SUCCESSIVE governments and State Bank of Pakistan (SBP) governors have spectacularly failed in taming inflation over the last three decades. The lack of coordinated fiscal and monetary policy responses, coupled with the complete inability of the central bank to keep inflation within the target range, has led to a scenario where the country is on the verge of a hyperinflationary cycle.
The inflation rate for March was 35 per cent, which is amongst the highest levels ever. For the more vulnerable segments, inflation is close to 50pc. A lame excuse by policymakers both on the fiscal and monetary side is blaming a commodity super cycle for any price increases while completely ignoring the catastrophic decisions that fuelled inflation.
Some of these decisions include incessant obsession with disrupting supply chains and racking up debt to bridge fiscal deficits that are a function of bad governance and inability to expand the taxation net.
As tax collection cannot even keep pace with inflation, the deficit is only bound to increase further. This means the state is going to borrow more to bridge the ever-increasing deficit.
The evolution of inflation during the last few quarters can be traced back to the surge in commodity prices globally, which led to a completely absurd decision to subsidise fuel prices, effectively encouraging consumption when prices are increasing.
Precious foreign exchange reserves were spent without taking into consideration strong signals indicating a global monetary contraction, which would not just increase the cost of funding for Pakistan, but also make access to debt more difficult.
Since we are not the type of people who learn from mistakes, we doubled down on maintaining an overvalued rupee and wasting more precious foreign exchange reserves to maintain an arbitrarily low value of the rupee against the American dollar.

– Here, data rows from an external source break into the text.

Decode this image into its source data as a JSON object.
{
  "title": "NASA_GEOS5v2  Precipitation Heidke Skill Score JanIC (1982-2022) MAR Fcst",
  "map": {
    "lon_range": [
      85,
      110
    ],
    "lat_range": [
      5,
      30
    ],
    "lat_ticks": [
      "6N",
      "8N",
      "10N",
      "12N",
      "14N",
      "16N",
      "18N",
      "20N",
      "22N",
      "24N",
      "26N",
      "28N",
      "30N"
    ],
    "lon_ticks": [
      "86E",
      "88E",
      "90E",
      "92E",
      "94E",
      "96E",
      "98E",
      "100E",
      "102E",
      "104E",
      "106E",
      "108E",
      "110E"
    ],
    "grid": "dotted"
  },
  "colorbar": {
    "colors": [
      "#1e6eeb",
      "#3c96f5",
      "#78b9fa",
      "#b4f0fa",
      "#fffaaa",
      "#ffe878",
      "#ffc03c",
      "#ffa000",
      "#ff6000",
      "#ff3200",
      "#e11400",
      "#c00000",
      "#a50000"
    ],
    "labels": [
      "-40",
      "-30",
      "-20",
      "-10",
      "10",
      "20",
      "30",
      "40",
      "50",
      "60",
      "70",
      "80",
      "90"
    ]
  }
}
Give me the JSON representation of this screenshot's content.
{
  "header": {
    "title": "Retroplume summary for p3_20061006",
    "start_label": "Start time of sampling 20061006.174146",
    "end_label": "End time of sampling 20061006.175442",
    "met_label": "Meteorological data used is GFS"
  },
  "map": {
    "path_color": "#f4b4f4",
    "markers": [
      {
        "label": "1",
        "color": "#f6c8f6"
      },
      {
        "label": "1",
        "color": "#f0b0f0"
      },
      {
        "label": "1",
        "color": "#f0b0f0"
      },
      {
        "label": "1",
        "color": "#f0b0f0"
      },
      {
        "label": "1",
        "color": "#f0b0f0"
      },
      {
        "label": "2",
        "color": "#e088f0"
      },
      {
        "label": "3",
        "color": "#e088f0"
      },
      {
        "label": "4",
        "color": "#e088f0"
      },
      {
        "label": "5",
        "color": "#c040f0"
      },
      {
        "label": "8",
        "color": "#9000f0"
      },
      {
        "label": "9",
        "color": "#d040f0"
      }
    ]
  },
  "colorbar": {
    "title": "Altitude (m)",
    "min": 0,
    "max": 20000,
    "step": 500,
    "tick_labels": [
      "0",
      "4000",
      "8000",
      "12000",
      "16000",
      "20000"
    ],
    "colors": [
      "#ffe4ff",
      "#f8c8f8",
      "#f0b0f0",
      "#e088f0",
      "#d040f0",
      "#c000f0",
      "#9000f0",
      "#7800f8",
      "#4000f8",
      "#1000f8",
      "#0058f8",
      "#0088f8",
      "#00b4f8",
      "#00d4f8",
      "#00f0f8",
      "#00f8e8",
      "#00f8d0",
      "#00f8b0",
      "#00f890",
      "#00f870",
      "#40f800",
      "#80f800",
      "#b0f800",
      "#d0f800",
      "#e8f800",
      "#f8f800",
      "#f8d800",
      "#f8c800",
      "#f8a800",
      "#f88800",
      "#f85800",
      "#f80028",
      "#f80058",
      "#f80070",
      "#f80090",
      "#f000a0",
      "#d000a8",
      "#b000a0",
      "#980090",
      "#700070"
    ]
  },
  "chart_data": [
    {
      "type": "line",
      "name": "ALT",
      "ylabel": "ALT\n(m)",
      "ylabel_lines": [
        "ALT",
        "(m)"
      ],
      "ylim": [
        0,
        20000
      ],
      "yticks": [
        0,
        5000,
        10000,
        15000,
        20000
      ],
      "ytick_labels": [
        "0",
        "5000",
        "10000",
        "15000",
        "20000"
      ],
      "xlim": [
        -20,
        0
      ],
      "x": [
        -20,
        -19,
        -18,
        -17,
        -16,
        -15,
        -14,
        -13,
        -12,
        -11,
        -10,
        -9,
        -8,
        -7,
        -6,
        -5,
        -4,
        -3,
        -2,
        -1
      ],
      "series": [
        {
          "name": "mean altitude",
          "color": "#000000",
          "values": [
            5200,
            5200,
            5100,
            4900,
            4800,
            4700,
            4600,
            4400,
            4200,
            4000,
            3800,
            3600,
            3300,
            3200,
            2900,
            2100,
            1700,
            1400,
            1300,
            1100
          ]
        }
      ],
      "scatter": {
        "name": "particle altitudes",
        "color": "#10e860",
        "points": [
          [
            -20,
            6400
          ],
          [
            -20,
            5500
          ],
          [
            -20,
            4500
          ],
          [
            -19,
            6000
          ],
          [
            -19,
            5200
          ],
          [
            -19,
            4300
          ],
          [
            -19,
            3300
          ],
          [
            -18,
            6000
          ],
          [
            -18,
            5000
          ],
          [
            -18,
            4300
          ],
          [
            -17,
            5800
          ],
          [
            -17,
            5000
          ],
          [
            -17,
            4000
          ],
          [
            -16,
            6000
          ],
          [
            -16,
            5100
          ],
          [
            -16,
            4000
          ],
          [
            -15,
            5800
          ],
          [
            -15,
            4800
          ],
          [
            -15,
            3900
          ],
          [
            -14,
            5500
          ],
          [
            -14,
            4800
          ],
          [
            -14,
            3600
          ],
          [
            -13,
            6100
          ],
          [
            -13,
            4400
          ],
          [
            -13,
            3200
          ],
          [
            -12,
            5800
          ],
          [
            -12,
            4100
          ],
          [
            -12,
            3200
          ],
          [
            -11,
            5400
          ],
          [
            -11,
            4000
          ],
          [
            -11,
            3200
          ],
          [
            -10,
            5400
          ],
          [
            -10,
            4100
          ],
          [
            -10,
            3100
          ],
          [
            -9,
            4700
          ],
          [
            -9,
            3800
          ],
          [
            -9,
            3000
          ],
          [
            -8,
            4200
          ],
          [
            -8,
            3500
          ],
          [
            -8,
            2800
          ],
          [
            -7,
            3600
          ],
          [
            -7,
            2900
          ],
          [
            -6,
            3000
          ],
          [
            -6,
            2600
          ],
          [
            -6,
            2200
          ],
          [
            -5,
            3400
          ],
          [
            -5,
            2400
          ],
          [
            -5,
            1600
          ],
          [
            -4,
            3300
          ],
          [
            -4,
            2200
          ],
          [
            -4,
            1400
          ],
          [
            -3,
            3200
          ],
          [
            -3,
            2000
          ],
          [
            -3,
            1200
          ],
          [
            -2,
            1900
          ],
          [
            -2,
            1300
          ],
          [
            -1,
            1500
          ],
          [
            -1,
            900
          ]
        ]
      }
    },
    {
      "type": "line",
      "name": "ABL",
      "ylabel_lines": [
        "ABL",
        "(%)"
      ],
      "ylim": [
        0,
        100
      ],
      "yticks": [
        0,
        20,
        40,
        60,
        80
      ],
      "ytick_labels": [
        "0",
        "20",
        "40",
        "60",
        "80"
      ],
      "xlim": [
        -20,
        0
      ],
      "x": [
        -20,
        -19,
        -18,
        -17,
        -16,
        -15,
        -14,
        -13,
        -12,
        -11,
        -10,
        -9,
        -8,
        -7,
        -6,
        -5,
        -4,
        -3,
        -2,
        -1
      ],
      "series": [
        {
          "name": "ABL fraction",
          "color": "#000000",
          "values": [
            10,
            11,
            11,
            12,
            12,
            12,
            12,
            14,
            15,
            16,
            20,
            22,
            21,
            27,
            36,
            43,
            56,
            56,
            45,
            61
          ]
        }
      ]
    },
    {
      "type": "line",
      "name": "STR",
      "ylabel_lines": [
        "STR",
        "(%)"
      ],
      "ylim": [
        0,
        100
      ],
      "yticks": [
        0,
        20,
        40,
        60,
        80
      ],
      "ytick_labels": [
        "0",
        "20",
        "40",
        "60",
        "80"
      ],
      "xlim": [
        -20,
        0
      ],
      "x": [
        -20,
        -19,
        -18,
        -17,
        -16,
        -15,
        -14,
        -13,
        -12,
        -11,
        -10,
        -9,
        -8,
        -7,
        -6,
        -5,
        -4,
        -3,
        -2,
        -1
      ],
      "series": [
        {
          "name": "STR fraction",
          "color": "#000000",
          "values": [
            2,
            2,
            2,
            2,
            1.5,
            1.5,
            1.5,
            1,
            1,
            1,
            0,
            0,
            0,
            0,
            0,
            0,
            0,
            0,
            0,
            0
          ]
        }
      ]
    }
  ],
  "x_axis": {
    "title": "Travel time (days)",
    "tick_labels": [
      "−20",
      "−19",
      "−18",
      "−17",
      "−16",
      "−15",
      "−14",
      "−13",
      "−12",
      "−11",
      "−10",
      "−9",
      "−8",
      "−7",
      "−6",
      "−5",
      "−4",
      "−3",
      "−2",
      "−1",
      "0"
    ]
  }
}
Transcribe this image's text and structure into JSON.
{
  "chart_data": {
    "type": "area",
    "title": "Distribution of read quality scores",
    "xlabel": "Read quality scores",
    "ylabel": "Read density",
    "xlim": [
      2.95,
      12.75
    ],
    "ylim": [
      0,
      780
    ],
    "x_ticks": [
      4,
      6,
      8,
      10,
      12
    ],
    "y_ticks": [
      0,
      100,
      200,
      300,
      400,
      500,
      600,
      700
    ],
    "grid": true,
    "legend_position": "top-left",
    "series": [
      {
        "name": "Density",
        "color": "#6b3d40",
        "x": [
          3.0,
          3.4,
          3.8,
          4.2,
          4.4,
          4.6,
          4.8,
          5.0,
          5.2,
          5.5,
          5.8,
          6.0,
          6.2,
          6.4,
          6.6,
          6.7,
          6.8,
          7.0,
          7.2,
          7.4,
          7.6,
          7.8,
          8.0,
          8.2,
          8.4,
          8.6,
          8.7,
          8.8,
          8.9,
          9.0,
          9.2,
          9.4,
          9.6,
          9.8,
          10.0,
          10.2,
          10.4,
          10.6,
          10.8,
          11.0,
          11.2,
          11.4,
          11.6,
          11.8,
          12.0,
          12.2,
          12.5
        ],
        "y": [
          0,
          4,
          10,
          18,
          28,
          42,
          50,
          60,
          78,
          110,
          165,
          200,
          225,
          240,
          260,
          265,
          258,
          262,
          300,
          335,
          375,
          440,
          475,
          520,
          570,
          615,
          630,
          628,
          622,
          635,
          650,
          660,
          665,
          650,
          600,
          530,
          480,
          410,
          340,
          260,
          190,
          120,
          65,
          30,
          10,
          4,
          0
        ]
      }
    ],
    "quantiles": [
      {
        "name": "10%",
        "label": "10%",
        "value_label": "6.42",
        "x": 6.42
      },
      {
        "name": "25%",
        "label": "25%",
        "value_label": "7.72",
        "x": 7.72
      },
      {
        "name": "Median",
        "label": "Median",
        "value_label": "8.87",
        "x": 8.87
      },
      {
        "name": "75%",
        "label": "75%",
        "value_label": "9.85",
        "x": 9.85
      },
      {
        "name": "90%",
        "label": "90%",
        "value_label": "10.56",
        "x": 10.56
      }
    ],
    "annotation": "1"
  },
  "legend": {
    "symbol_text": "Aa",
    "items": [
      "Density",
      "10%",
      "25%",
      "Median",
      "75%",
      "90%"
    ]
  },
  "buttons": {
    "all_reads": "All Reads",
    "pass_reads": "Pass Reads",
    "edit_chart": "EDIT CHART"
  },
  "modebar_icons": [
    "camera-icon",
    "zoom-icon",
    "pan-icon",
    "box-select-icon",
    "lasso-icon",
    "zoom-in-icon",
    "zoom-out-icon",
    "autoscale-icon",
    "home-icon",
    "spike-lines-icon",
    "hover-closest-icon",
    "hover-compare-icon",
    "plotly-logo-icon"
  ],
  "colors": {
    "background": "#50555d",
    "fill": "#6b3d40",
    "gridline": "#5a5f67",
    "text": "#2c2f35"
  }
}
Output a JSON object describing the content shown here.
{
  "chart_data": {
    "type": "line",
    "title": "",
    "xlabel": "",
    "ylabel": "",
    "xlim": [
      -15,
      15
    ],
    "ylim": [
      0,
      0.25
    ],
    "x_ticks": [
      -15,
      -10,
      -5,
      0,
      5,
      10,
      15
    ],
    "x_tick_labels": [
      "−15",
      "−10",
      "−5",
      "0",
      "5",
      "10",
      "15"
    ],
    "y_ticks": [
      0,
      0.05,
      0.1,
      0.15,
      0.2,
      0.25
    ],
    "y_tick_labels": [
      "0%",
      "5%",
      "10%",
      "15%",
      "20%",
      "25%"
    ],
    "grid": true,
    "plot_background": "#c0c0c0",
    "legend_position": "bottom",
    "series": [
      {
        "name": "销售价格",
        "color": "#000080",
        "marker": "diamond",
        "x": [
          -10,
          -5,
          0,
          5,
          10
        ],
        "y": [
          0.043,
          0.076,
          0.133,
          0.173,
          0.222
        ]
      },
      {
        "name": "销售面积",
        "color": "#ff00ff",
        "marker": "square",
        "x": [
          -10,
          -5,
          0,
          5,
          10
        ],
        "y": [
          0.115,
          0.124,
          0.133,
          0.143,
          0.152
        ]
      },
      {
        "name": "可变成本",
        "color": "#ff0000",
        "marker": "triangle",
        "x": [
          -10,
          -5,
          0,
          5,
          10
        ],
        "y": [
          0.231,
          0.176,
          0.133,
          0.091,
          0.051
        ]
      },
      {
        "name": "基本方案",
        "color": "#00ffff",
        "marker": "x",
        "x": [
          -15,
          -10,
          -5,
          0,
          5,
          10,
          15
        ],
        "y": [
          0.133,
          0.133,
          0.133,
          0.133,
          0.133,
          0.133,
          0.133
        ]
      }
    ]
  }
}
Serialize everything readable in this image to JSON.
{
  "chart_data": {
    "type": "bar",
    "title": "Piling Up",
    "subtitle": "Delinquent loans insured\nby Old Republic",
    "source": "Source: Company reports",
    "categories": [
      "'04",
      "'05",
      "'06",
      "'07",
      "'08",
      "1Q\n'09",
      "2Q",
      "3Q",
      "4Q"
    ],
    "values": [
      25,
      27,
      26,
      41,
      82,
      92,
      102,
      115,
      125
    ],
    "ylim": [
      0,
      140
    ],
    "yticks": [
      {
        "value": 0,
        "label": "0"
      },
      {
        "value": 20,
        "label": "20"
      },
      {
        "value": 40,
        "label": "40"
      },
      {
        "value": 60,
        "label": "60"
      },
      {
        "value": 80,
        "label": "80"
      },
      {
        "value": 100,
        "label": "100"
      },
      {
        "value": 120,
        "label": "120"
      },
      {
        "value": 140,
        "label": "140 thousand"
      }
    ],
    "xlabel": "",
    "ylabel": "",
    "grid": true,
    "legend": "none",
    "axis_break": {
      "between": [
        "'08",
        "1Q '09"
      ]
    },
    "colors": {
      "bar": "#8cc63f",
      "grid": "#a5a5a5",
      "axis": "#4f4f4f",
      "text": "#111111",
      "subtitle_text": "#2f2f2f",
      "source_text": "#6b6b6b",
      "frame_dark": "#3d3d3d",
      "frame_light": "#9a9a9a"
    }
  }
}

As foreign exchange reserves dropped significantly, the policymakers, trying to outdo their earlier not-so-smart manoeuvres, started rationing the reserves, thereby restricting the availability of foreign exchange for the import of raw material or intermediate goods. This had a snowball effect as that disrupted supply chains across all industries.
While industries lost access to imports, they started reducing production and eventually shutting down, resulting in an increase in unemployment.
The inability to import animal feed, seeds, or other critical inputs led to a cascading effect on the food supply chain. Even though the global commodity surge cooled down, disruption of the local supply chain resulted in shortages, which fuelled inflation.
Instead of fixing supply chain mecha- nisms, the government further reallo-cated capital towards subsidised food and handouts, leading to depravity and, more recently, loss of human lives due to ill-planned and often selfish manoeuvres.
The central bank continues to print more money without realising that printing more money does not fix supply chains. The fiscal policy managers refuse to expand the tax net and continue to further squeeze the already taxed population, resulting in the emergence of a scenario wherein there is a disincentive to invest or operate in the formal economy.
As food inflation continues to increase unabated and may stay elevated given the complete breakdown of supply chains, another round of inflation due to an increase in wages will follow.
The upcoming budget may potentially (and justifiably) increase salaries and pensions, thereby further expanding the fiscal deficit.
The inability to expand the revenue base will eventually lead to the state borrowing more to bridge the deficit, further fuelling the debt spiral. The failure to expand the tax net eventually means that the most vulnerable segments bear the burden of those same taxes through inflation, which makes inflation the worst kind of tax.
The road to disaster is paved with good intentions and incompetence. We can have the best intentions, but a bad policy or a never-ending string of bad policy decisions cannot rectify incompetence.
If things continue on a status-quo basis, we cannot rule out hyperinflation that may lead to further erosion of purchasing power of the most vulnerable segments, and further push them deeper into poverty.